米Frost & Sullivanが米国時間7月17日に,世界の生体認証(バイオメトリクス認証)市場に関する調査結果を発表した。それによると,市場は2000年の6600万ドルから,2006年には9億ドル規模に達するという。
市場成長の背景には,各国政府機関の個人情報保護に関する取り組みがある。政府機関は,健康保険記録の機密性を保証する法規制といったプライバシに関する厳密な法律を定め,企業に個人情報の保護を義務づける意向だ。
プライバシ保護の要求が高まるとともに,生体認証市場は大きく成長するとみられる。生体認証は,身体的特徴によって自動的に個人を認証または確認する技術。指紋,手のかたち,虹彩,音声,顔,網膜認証などがある。
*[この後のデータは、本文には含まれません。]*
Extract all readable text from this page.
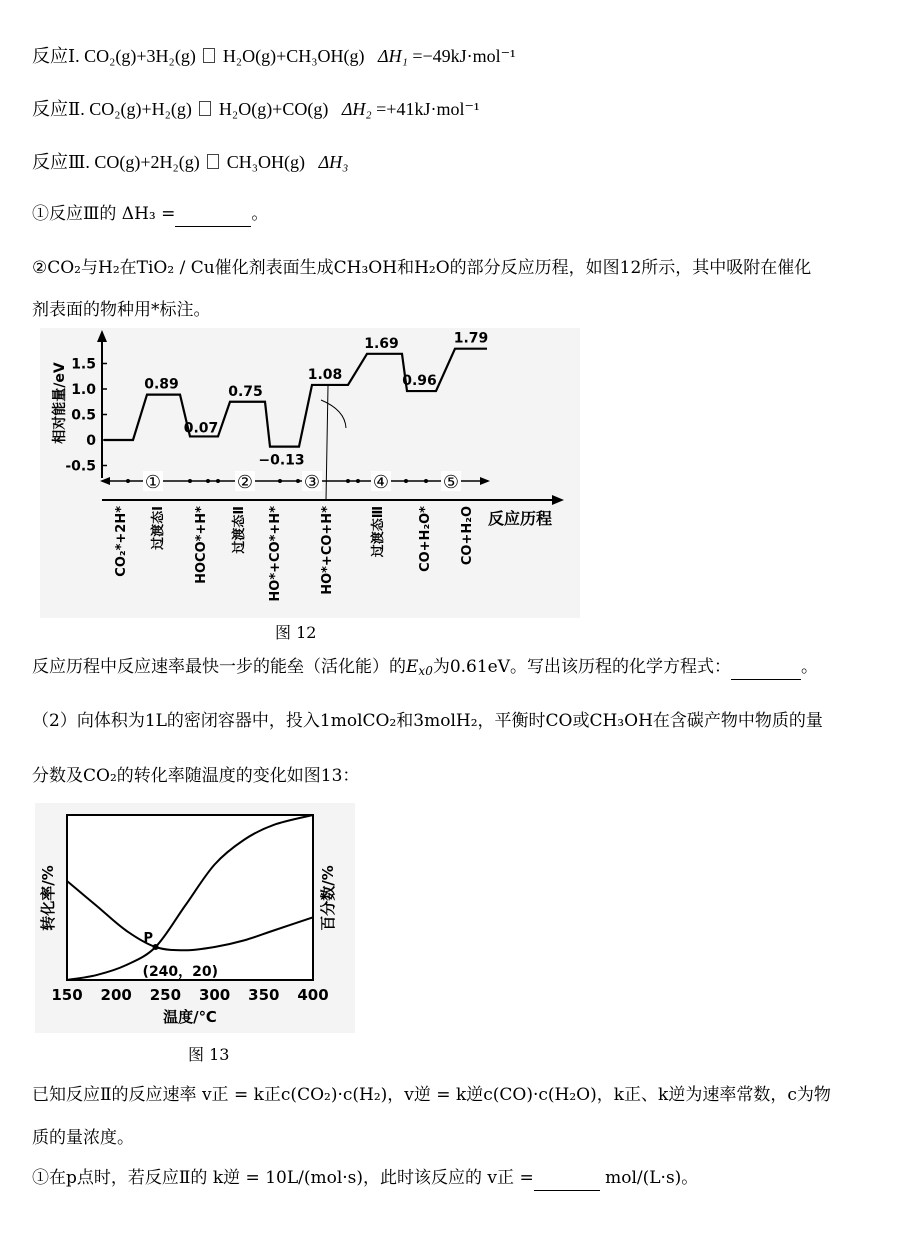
反应Ⅰ. CO₂(g)+3H₂(g) H₂O(g)+CH₃OH(g) ΔH₁ =−49kJ·mol⁻¹
反应Ⅱ. CO₂(g)+H₂(g) H₂O(g)+CO(g) ΔH₂ =+41kJ·mol⁻¹
反应Ⅲ. CO(g)+2H₂(g) CH₃OH(g) ΔH₃
①反应Ⅲ的 ΔH₃ =	。
②CO₂与H₂在TiO₂ / Cu催化剂表面生成CH₃OH和H₂O的部分反应历程，如图12所示，其中吸附在催化
剂表面的物种用*标注。
相对能量/eV 1.5
1.0
0.5
0
-0.5
反应历程
①	②	③	④	⑤
0.89
0.07
0.75
−0.13
1.08
1.69
0.96
1.79
CO₂*+2H* 过渡态Ⅰ HOCO*+H* 过渡态Ⅱ HO*+CO*+H*	HO*+CO+H*	过渡态Ⅲ CO+H₂O* CO+H₂O
图 12
反应历程中反应速率最快一步的能垒（活化能）的$E_{x0}$为0.61eV。写出该历程的化学方程式：	。
（2）向体积为1L的密闭容器中，投入1molCO₂和3molH₂，平衡时CO或CH₃OH在含碳产物中物质的量
分数及CO₂的转化率随温度的变化如图13：
150 200 250 300 350 400
P
(240，20)
温度/℃
转化率/%	百分数/%
图 13
已知反应Ⅱ的反应速率 v正 = k正c(CO₂)·c(H₂)，v逆 = k逆c(CO)·c(H₂O)，k正、k逆为速率常数，c为物
质的量浓度。
①在p点时，若反应Ⅱ的 k逆 = 10L/(mol·s)，此时该反应的 v正 =	mol/(L·s)。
「新たな標準規格が登場すれば,長いあいだ業界の成長を妨げていた障害が取り除かれる。かつて互換性に問題のあった生体認証業界は共通プラットフォームへの協力に乗り出し,合意に達している」(Frost & Sullivan社アナリストのPrianka Chopra氏)。
最近,生体認証のAPI「Biometric API(BioAPI)」が公開された。これにより,アプリケーション間の通信やデータ交換が容易になる。
しかし,「まだ取り組むべきことが残っている」とFrost & Sullivan社は指摘する。例えば,PKIやスマート・カードのメーカーは,自社の技術と生体認証を統合する必要がある。